9月15日に起きた米共和党大統領候補のトランプ前大統領を狙った2度目の暗殺未遂事件を巡り、直後に身柄を拘束されたライアン・ラウス容疑者(58)が数カ月前に殺意を記した手紙を他の人に託していたことが判明した。検察当局が23日、裁判所に提出した資料で明らかにした。
米CNNによると、検察はラウス容疑者を正式に暗殺未遂容疑で訴追する方針。
提出資料によると、ラウス容疑者は数カ月前に箱を預け、事件後にその人物が箱を開けると、手紙や弾薬などが見つかった。
手紙は手書きで宛名は「世界へ」とあり、「これはドナルド・トランプを暗殺する試みだったが、期待を裏切ってしまった」と記述。「仕事をやり遂げるかはあなた次第だ。完了した場合は15万ドル(約2155万円)を提供する」などと記していた。

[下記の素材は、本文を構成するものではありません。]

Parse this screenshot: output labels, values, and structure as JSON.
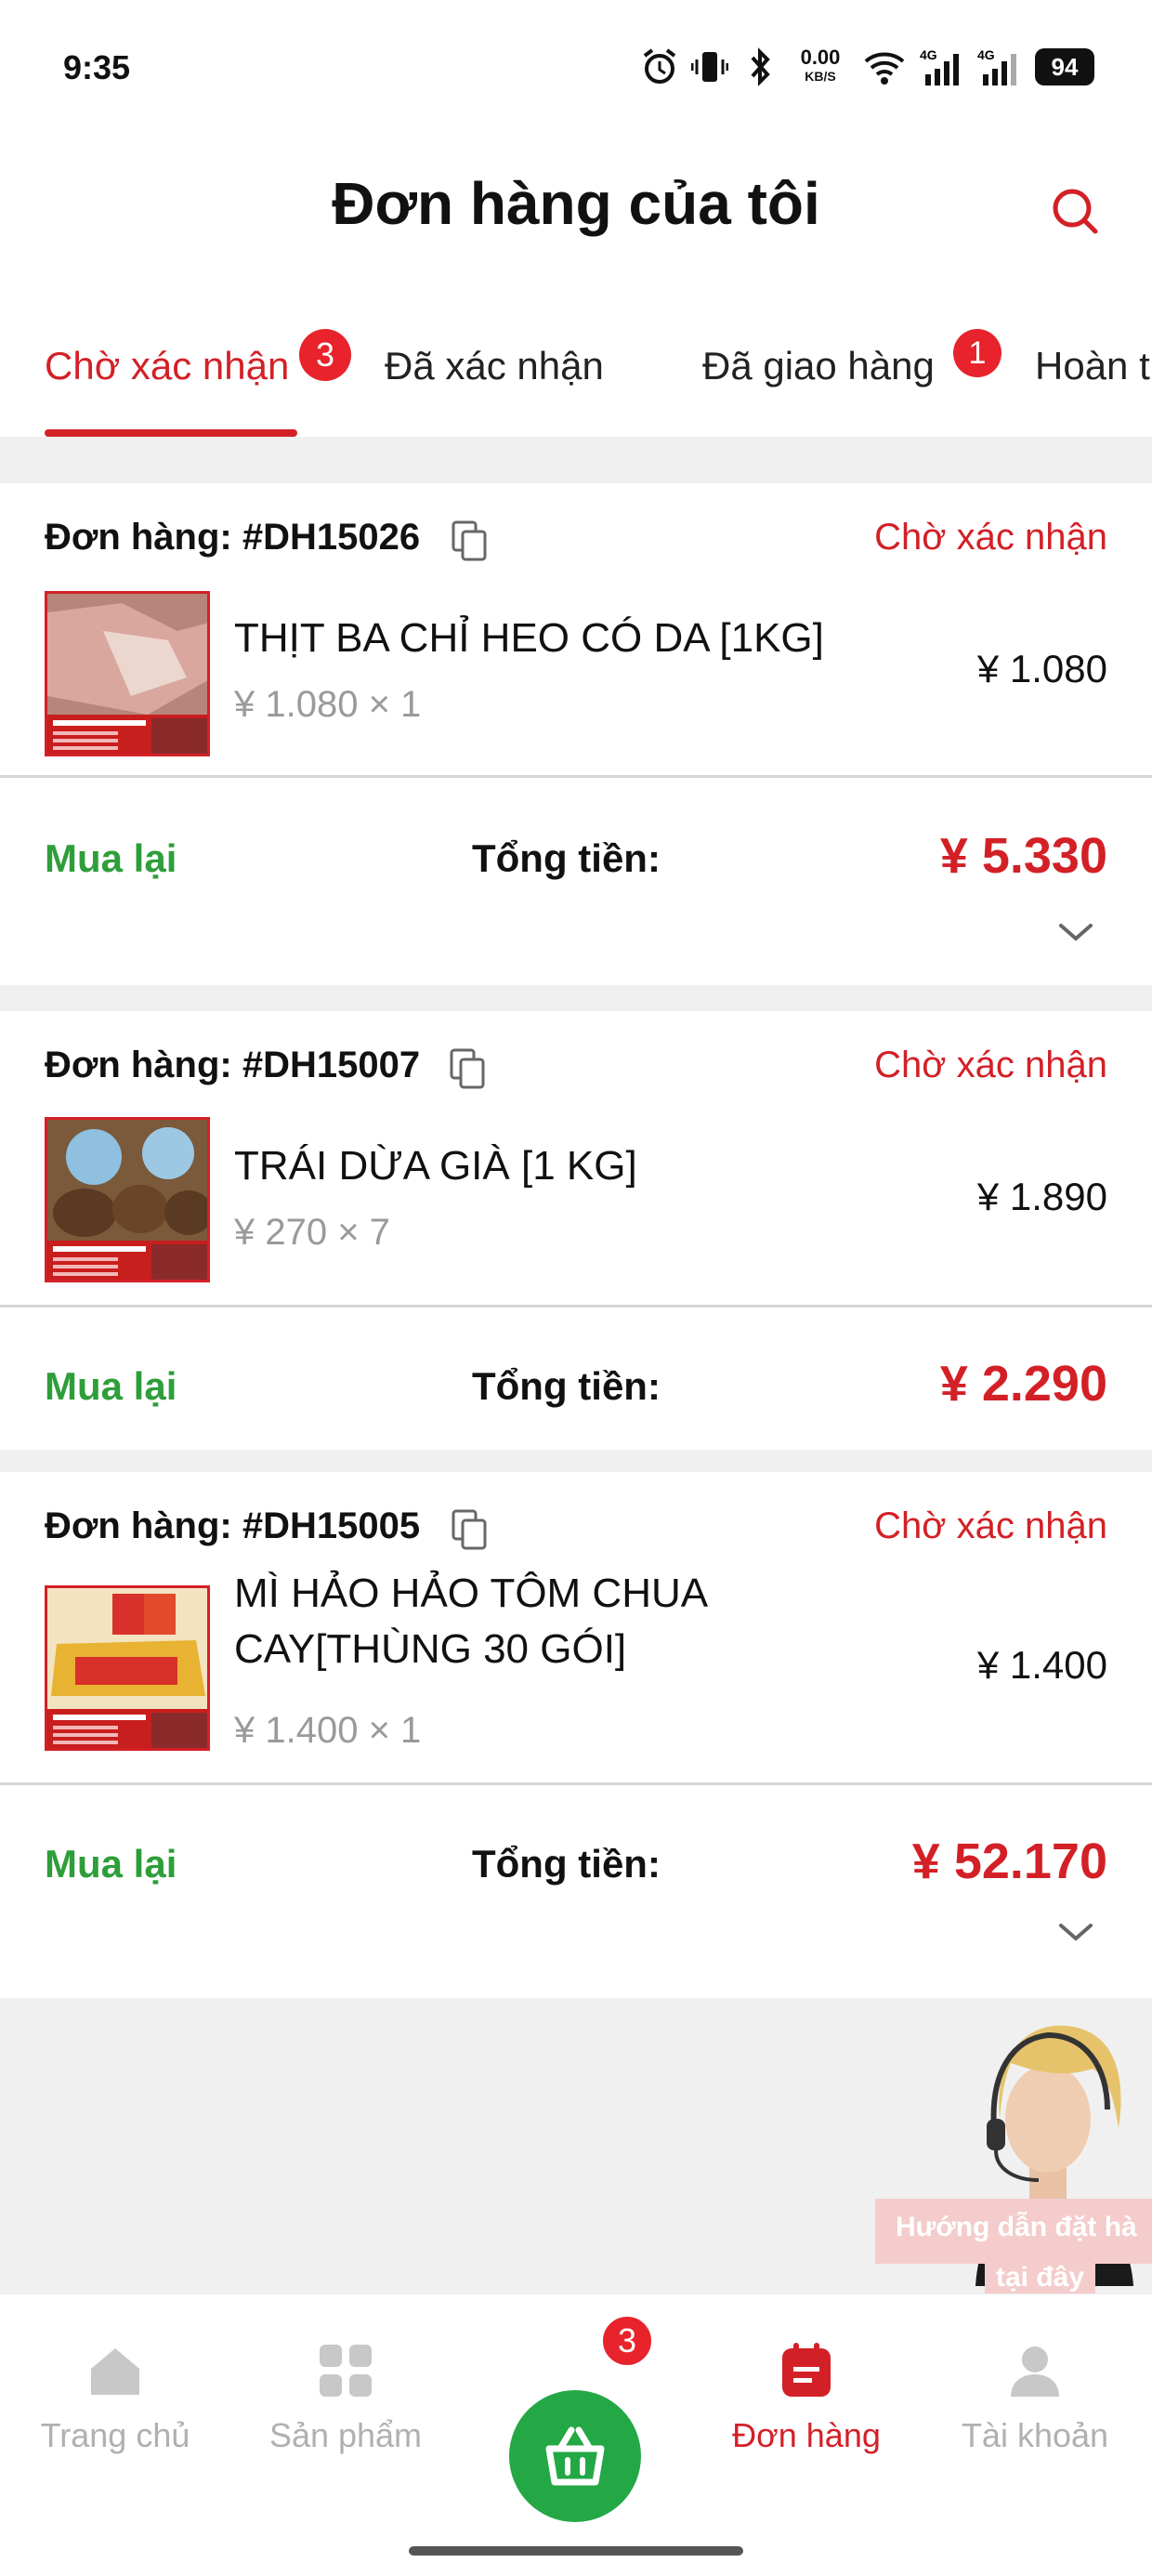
{
  "status_bar": {
    "time": "9:35",
    "net_speed": "0.00",
    "net_unit": "KB/S",
    "battery": "94",
    "signal_label": "4G"
  },
  "header": {
    "title": "Đơn hàng của tôi"
  },
  "tabs": [
    {
      "label": "Chờ xác nhận",
      "badge": "3",
      "active": true
    },
    {
      "label": "Đã xác nhận"
    },
    {
      "label": "Đã giao hàng",
      "badge": "1"
    },
    {
      "label": "Hoàn t"
    }
  ],
  "orders": [
    {
      "id": "Đơn hàng: #DH15026",
      "status": "Chờ xác nhận",
      "product_name": "THỊT BA CHỈ HEO CÓ DA [1KG]",
      "product_qty": "¥ 1.080 × 1",
      "product_price": "¥ 1.080",
      "rebuy": "Mua lại",
      "total_label": "Tổng tiền:",
      "total": "¥ 5.330"
    },
    {
      "id": "Đơn hàng: #DH15007",
      "status": "Chờ xác nhận",
      "product_name": "TRÁI DỪA GIÀ [1 KG]",
      "product_qty": "¥ 270 × 7",
      "product_price": "¥ 1.890",
      "rebuy": "Mua lại",
      "total_label": "Tổng tiền:",
      "total": "¥ 2.290"
    },
    {
      "id": "Đơn hàng: #DH15005",
      "status": "Chờ xác nhận",
      "product_name_line1": "MÌ HẢO HẢO TÔM CHUA",
      "product_name_line2": "CAY[THÙNG 30 GÓI]",
      "product_qty": "¥ 1.400 × 1",
      "product_price": "¥ 1.400",
      "rebuy": "Mua lại",
      "total_label": "Tổng tiền:",
      "total": "¥ 52.170"
    }
  ],
  "support": {
    "line1": "Hướng dẫn đặt hà",
    "line2": "tại đây"
  },
  "bottom_nav": {
    "home": "Trang chủ",
    "products": "Sản phẩm",
    "cart_badge": "3",
    "orders": "Đơn hàng",
    "account": "Tài khoản"
  },
  "colors": {
    "accent_red": "#d32027",
    "green": "#2e9e3a",
    "cart_green": "#23a845",
    "muted": "#b0b0b0"
  }
}
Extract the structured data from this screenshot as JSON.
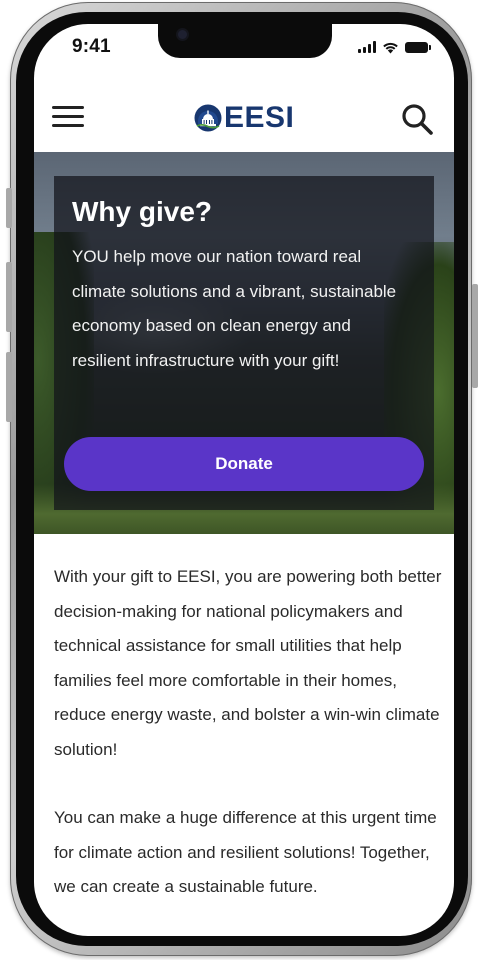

さらに犯行時に使った車からも8~10月にトランプ氏が訪問した、または訪れそうな場所が記された手書きのリストが見つかった。検察はまた、捜査の一環としてラウス容疑者が2023年2月に書いたとみられる書籍も証拠として検討。その中に、イランにトランプ氏の暗殺を促すような記述があったことも明らかにした。
トランプ氏は在任中、イランに強硬な姿勢を取った。20年1月には米軍がイラン革命防衛隊の精鋭「コッズ部隊」を率いたソレイマニ司令官を殺害した。CNNによると、ラウス容疑者が残した手紙には、トランプ氏が「子どものようにイランとの関係を終わらせたことで中東(情勢)が崩れた」との記述があったという。
事件はトランプ氏が所有する南部フロリダ州のゴルフ場で起きた。ラウス容疑者は拘束され、翌16日に銃の不法所持の疑いで訴追された。検察は「前米大統領を殺すという唯一の理由」でフロリダ州を訪れたことは明白だと主張している。